Git for Subversion users, Part 1: Getting started

Git gets demystified for Subversion version control system users

Distributed version control systems (DVCSs) offer a number of advantages over centralized VCSs, and for Subversion users looking to explore this model, Git is a great place to start. Using Subversion as a baseline, this first of two articles shows how to install Git, set up a remote repository, and begin using basic Git commands.

Teodor Zlatanov, Programmer, Gold Software Systems

photo- teodor zlatanovTeodor Zlatanov emerged with an M.S. in computer engineering from Boston University in 1999. He has worked as a programmer since 1992, using Perl, Java, C, and C++. His interests are in open source work on text parsing, database architectures, user interfaces, and UNIX system administration.



04 August 2009

Also available in Russian Japanese Portuguese

For anyone unfamiliar with free and open source version control systems (VCSs), Subversion has become the standard non-commercial VCS, replacing the old champ, Concurrent Versions System (CVS). CVS is still just fine for limited use, but Subversion's allure is that it requires only a little bit of setup on a Web server and not much beyond that. Subversion does have some issues, which I'll discuss here, but for the most part, it just works.

So, why do we need another one? Git (capital "G"; git is the command-line tool) is in many ways designed to be better than Subversion. It is one of many distributed VCSs. My own first experience with these was with Arch/tla, as well as Mercurial, Bazaar, darcs, and a few others. For many reasons, which I'll discuss as far as they are relevant, Git has become popular and is often considered together with Subversion as the two leading choices for a personal or corporate VCS.

There are two important reasons to be interested in Git if you are a Subversion user.

  • You are looking to move to Git because Subversion is limiting you in some way.
  • You are curious about Git and want to find out how it compares to Subversion.

Well, perhaps there's a third reason: Git is a relatively hot technology you want to include on your resume. I hope that's not your primary goal; learning about Git is one of the most rewarding things a developer can do. Even if you don't use Git now, the concepts and workflow embodied in this distributed VCS are certain to be crucial knowledge for most segments of the IT industry in the next 10 years as the industry undergoes massive changes in scope and geographical distribution.
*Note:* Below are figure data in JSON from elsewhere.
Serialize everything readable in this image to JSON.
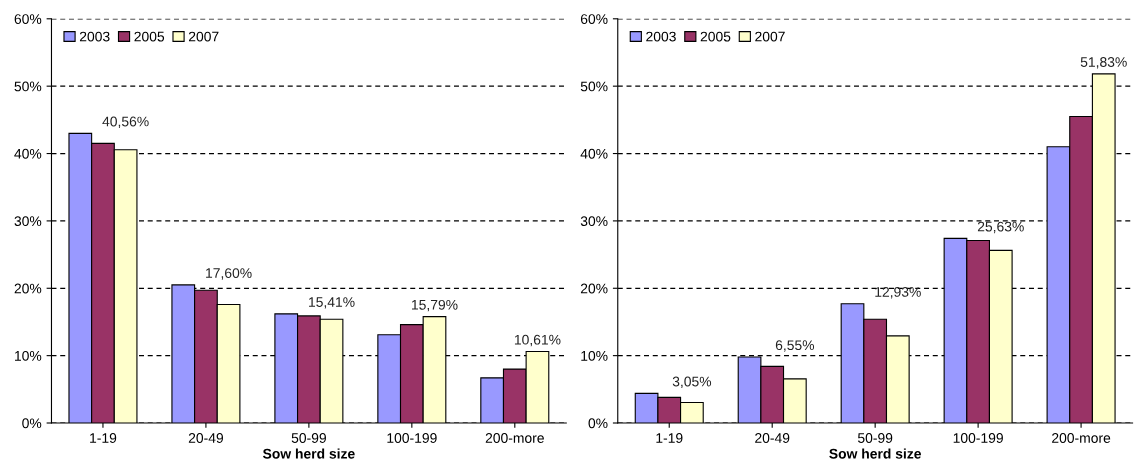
{
  "chart_data": [
    {
      "type": "bar",
      "xlabel": "Sow herd size",
      "categories": [
        "1-19",
        "20-49",
        "50-99",
        "100-199",
        "200-more"
      ],
      "series": [
        {
          "name": "2003",
          "color": "#9999ff",
          "values": [
            43.0,
            20.5,
            16.2,
            13.1,
            6.7
          ]
        },
        {
          "name": "2005",
          "color": "#993366",
          "values": [
            41.5,
            19.7,
            15.9,
            14.6,
            8.0
          ]
        },
        {
          "name": "2007",
          "color": "#ffffcc",
          "values": [
            40.56,
            17.6,
            15.41,
            15.79,
            10.61
          ],
          "value_labels": [
            "40,56%",
            "17,60%",
            "15,41%",
            "15,79%",
            "10,61%"
          ]
        }
      ],
      "ylim": [
        0,
        60
      ],
      "yticks": [
        {
          "value": 0,
          "label": "0%"
        },
        {
          "value": 10,
          "label": "10%"
        },
        {
          "value": 20,
          "label": "20%"
        },
        {
          "value": 30,
          "label": "30%"
        },
        {
          "value": 40,
          "label": "40%"
        },
        {
          "value": 50,
          "label": "50%"
        },
        {
          "value": 60,
          "label": "60%"
        }
      ],
      "grid": "y",
      "legend": "top left"
    },
    {
      "type": "bar",
      "xlabel": "Sow herd size",
      "categories": [
        "1-19",
        "20-49",
        "50-99",
        "100-199",
        "200-more"
      ],
      "series": [
        {
          "name": "2003",
          "color": "#9999ff",
          "values": [
            4.4,
            9.8,
            17.7,
            27.4,
            41.0
          ]
        },
        {
          "name": "2005",
          "color": "#993366",
          "values": [
            3.8,
            8.4,
            15.4,
            27.1,
            45.5
          ]
        },
        {
          "name": "2007",
          "color": "#ffffcc",
          "values": [
            3.05,
            6.55,
            12.93,
            25.63,
            51.83
          ],
          "value_labels": [
            "3,05%",
            "6,55%",
            "12,93%",
            "25,63%",
            "51,83%"
          ]
        }
      ],
      "ylim": [
        0,
        60
      ],
      "yticks": [
        {
          "value": 0,
          "label": "0%"
        },
        {
          "value": 10,
          "label": "10%"
        },
        {
          "value": 20,
          "label": "20%"
        },
        {
          "value": 30,
          "label": "30%"
        },
        {
          "value": 40,
          "label": "40%"
        },
        {
          "value": 50,
          "label": "50%"
        },
        {
          "value": 60,
          "label": "60%"
        }
      ],
      "grid": "y",
      "legend": "top left"
    }
  ]
}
Finally, though it might not be a compelling reason if you're not a Linux kernel developer, the kernel and a number of other important projects are maintained using Git, so you'll want to be familiar with it if you plan to contribute.
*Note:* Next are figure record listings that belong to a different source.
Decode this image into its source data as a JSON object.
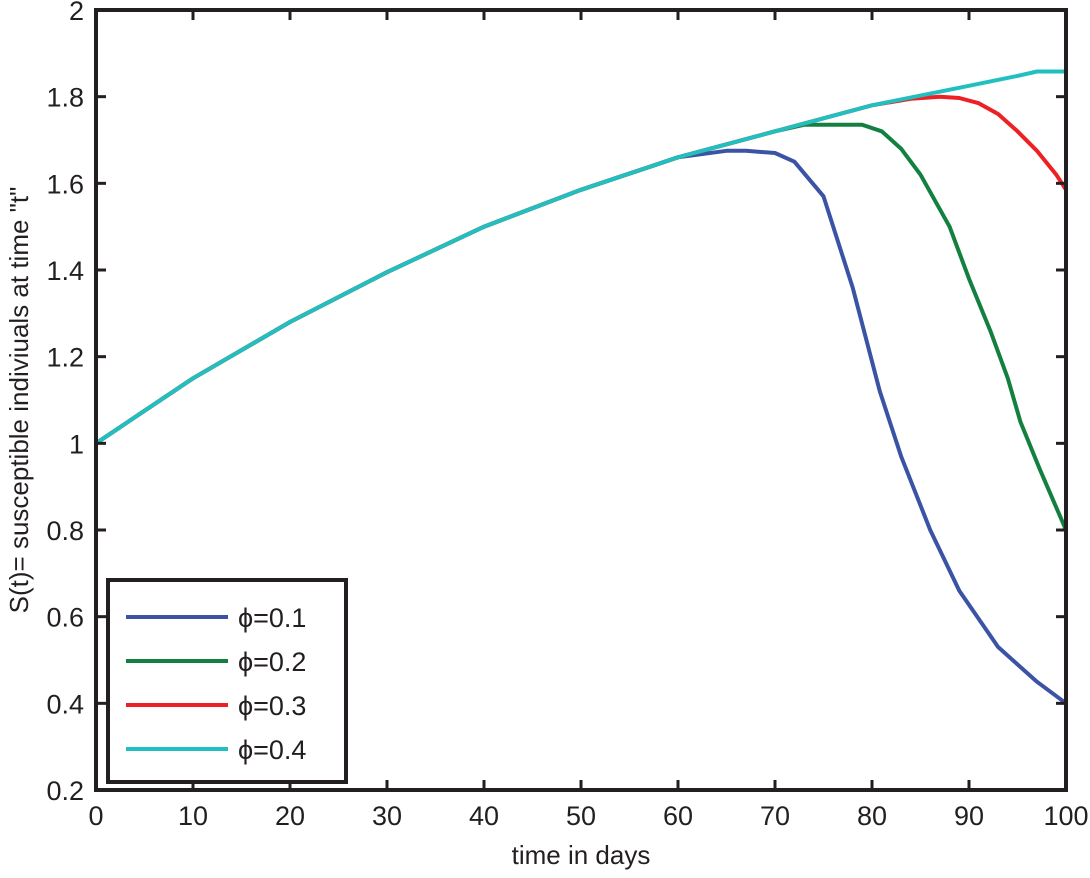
{
  "chart_data": {
    "type": "line",
    "title": "",
    "xlabel": "time in days",
    "ylabel": "S(t)= susceptible indiviuals at time \"t\"",
    "xlim": [
      0,
      100
    ],
    "ylim": [
      0.2,
      2
    ],
    "xticks": [
      "0",
      "10",
      "20",
      "30",
      "40",
      "50",
      "60",
      "70",
      "80",
      "90",
      "100"
    ],
    "yticks": [
      "0.2",
      "0.4",
      "0.6",
      "0.8",
      "1",
      "1.2",
      "1.4",
      "1.6",
      "1.8",
      "2"
    ],
    "grid": false,
    "legend_position": "bottom-left",
    "series": [
      {
        "name": "ϕ=0.1",
        "color": "#3a53a4",
        "x": [
          0,
          10,
          20,
          30,
          40,
          50,
          60,
          65,
          67,
          70,
          72,
          75,
          78,
          80.8,
          83,
          86,
          89,
          93,
          97,
          100
        ],
        "y": [
          1.0,
          1.15,
          1.28,
          1.395,
          1.5,
          1.585,
          1.66,
          1.675,
          1.675,
          1.67,
          1.65,
          1.57,
          1.36,
          1.12,
          0.97,
          0.8,
          0.66,
          0.53,
          0.45,
          0.4
        ]
      },
      {
        "name": "ϕ=0.2",
        "color": "#138040",
        "x": [
          0,
          10,
          20,
          30,
          40,
          50,
          60,
          70,
          73,
          76,
          79,
          81,
          83,
          85,
          88,
          90,
          92.2,
          94,
          95.3,
          97.3,
          100
        ],
        "y": [
          1.0,
          1.15,
          1.28,
          1.395,
          1.5,
          1.585,
          1.66,
          1.72,
          1.735,
          1.735,
          1.735,
          1.72,
          1.68,
          1.62,
          1.5,
          1.38,
          1.26,
          1.15,
          1.05,
          0.94,
          0.8
        ]
      },
      {
        "name": "ϕ=0.3",
        "color": "#ed2124",
        "x": [
          0,
          10,
          20,
          30,
          40,
          50,
          60,
          70,
          80,
          84,
          87,
          89,
          91,
          93,
          95,
          97,
          99,
          100
        ],
        "y": [
          1.0,
          1.15,
          1.28,
          1.395,
          1.5,
          1.585,
          1.66,
          1.72,
          1.78,
          1.795,
          1.8,
          1.797,
          1.785,
          1.76,
          1.72,
          1.675,
          1.62,
          1.585
        ]
      },
      {
        "name": "ϕ=0.4",
        "color": "#21bfbf",
        "x": [
          0,
          10,
          20,
          30,
          40,
          50,
          60,
          70,
          80,
          90,
          95,
          97,
          100
        ],
        "y": [
          1.0,
          1.15,
          1.28,
          1.395,
          1.5,
          1.585,
          1.66,
          1.72,
          1.78,
          1.825,
          1.848,
          1.858,
          1.858
        ]
      }
    ]
  }
}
This article is intended for beginning-to-intermediate Subversion users. It requires beginner-level knowledge of Subversion and some general knowledge of version control systems. The information here is mainly for users of UNIX®-like (Linux® and Mac OS X) systems, with a little bit thrown in for Windows® users.
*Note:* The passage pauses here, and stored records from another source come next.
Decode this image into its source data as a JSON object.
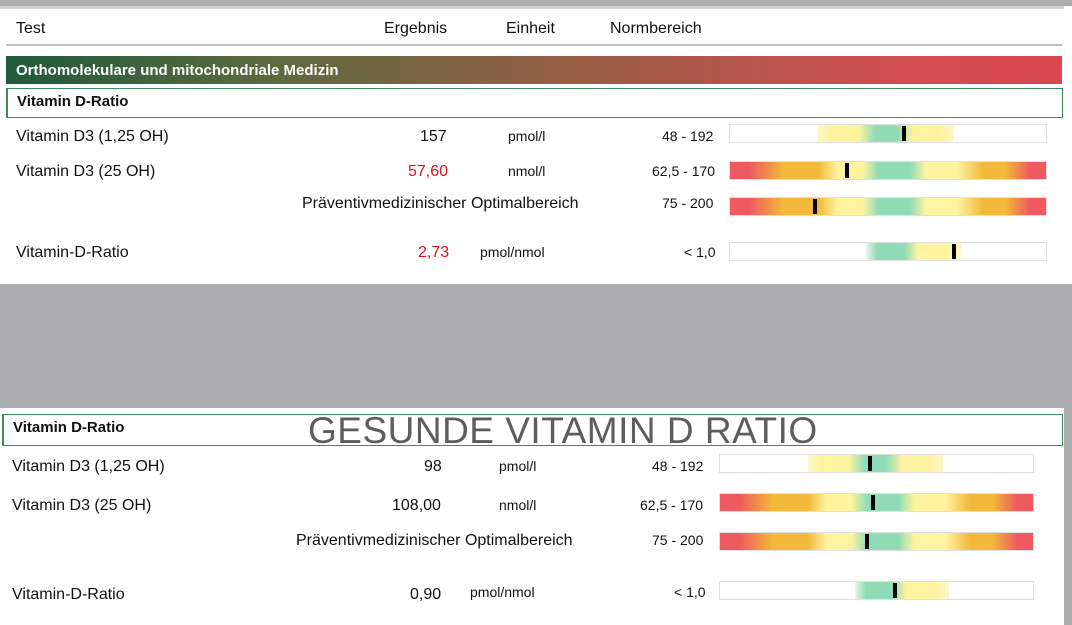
{
  "header": {
    "test": "Test",
    "result": "Ergebnis",
    "unit": "Einheit",
    "range": "Normbereich"
  },
  "category": "Orthomolekulare und mitochondriale Medizin",
  "group_label": "Vitamin D-Ratio",
  "overlay_title": "GESUNDE VITAMIN D RATIO",
  "colors": {
    "red": "#ee5a60",
    "orange": "#f2b93a",
    "yellow": "#fff3a0",
    "green": "#8fdcb6",
    "marker": "#000000",
    "abnormal": "#e0101a"
  },
  "top": {
    "rows": [
      {
        "name": "Vitamin D3 (1,25 OH)",
        "value": "157",
        "unit": "pmol/l",
        "range": "48 - 192",
        "flag": false,
        "scale": "yellow-green-yellow",
        "marker_pct": 0.55
      },
      {
        "name": "Vitamin D3 (25 OH)",
        "value": "57,60",
        "unit": "nmol/l",
        "range": "62,5 - 170",
        "flag": true,
        "scale": "red-yellow-green-yellow-red",
        "marker_pct": 0.37
      },
      {
        "name": "Präventivmedizinischer Optimalbereich",
        "value": "",
        "unit": "",
        "range": "75 - 200",
        "flag": false,
        "scale": "red-yellow-green-yellow-red",
        "marker_pct": 0.27
      },
      {
        "name": "Vitamin-D-Ratio",
        "value": "2,73",
        "unit": "pmol/nmol",
        "range": "< 1,0",
        "flag": true,
        "scale": "green-yellow",
        "marker_pct": 0.71
      }
    ]
  },
  "bottom": {
    "rows": [
      {
        "name": "Vitamin D3 (1,25 OH)",
        "value": "98",
        "unit": "pmol/l",
        "range": "48 - 192",
        "flag": false,
        "scale": "yellow-green-yellow",
        "marker_pct": 0.48
      },
      {
        "name": "Vitamin D3 (25 OH)",
        "value": "108,00",
        "unit": "nmol/l",
        "range": "62,5 - 170",
        "flag": false,
        "scale": "red-yellow-green-yellow-red",
        "marker_pct": 0.49
      },
      {
        "name": "Präventivmedizinischer Optimalbereich",
        "value": "",
        "unit": "",
        "range": "75 - 200",
        "flag": false,
        "scale": "red-yellow-green-yellow-red",
        "marker_pct": 0.47
      },
      {
        "name": "Vitamin-D-Ratio",
        "value": "0,90",
        "unit": "pmol/nmol",
        "range": "< 1,0",
        "flag": false,
        "scale": "green-yellow",
        "marker_pct": 0.56
      }
    ]
  }
}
Part 2 of this series will discuss more advanced uses of Git: merging branches, generating diffs, and other common tasks.

Subversion and Git basics

Henceforth, I'll abbreviate "Subversion" as "SVN" to save wear and tear on my U, B, E, R, S, I, and O keys.

git-svn

You may have heard of git-svn, a tool that lets you use Git against a Subversion repository. Though useful in some situations, being halfway distributed and using a centralized VCS is not the same as switching to a distributed VCS.

So, what's SVN good for? You might already know this, but a VCS is not about files; it's about changes. SVN, running on a central server, adds changes to its repository of data and can give you a snapshot after every change. That snapshot has a revision number; the revision number is very important to SVN and the people who use it. If your change goes in after mine, you're guaranteed to have a higher revision number.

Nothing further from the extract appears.